Les barrages hydroélectriques de la rivière Willamette, dans l’État de l’Oregon, sont au cœur d’un débat national qui oppose impératifs énergétiques et conservation de la biodiversité. Avec leurs murs de béton imposants et l’absence de voies adaptées pour les migrations des saumons, ces infrastructures, conçues principalement pour le contrôle des inondations, soulèvent des interrogations sur leur avenir.

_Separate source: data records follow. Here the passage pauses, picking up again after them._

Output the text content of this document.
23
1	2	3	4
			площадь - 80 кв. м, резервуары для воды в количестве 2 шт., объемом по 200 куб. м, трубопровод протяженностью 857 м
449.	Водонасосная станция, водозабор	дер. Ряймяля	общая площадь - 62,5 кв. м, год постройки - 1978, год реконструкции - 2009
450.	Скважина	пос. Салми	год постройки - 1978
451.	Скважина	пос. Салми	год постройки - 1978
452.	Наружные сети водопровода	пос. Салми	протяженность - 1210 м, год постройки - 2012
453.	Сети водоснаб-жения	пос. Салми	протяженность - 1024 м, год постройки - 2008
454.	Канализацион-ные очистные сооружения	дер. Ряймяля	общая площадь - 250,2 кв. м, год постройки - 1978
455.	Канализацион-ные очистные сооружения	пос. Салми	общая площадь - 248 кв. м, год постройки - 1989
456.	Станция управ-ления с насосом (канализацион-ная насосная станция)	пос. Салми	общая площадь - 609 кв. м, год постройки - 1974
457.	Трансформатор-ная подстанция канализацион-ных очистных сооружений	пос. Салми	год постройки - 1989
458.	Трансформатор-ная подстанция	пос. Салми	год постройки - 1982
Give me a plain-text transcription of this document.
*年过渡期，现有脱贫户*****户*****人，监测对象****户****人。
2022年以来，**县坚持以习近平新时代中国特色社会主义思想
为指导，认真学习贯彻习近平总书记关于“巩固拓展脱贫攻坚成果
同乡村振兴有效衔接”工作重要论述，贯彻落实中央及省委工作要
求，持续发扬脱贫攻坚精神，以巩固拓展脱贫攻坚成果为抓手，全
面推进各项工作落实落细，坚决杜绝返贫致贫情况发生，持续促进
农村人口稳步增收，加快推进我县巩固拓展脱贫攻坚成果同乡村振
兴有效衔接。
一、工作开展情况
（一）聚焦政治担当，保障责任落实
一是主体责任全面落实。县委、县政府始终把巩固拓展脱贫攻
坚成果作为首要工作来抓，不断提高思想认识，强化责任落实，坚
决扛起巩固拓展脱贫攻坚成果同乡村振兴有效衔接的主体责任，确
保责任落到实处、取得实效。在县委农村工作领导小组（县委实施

Le Corps des ingénieurs de l’armée américaine (U.S. Army Corps of Engineers) avait initialement proposé des solutions coûteuses et complexes, comme des pièges mécaniques géants pour transporter les jeunes saumons en camions-citernes. Cette idée controversée, estimée entre 170 et 450 millions de dollars par dispositif, a été jugée inefficace par des biologistes et critiquée par des groupes de défense de l’environnement et des utilisateurs industriels.
Un tournant législatif
En janvier 2025, le président Joe Biden a signé une loi qui ordonne la suspension des projets du Corps en faveur d’une étude approfondie sur l’impact d’une suppression progressive des barrages pour la production d’électricité. Cette décision suit les révélations de médias comme *Oregon Public Broadcasting* et *ProPublica*, qui avaient mis en lumière les coûts exorbitants et les impacts environnementaux persistants.
Selon un rapport récent de la National Oceanic and Atmospheric Administration (NOAA), les solutions proposées par le Corps mettraient en péril les saumons et les truites arc-en-ciel (steelhead), déjà classés parmi les espèces menacées. Le rapport recommande des ajustements profonds, notamment le rétablissement d’un débit fluvial plus naturel et la surveillance accrue des espèces migratrices.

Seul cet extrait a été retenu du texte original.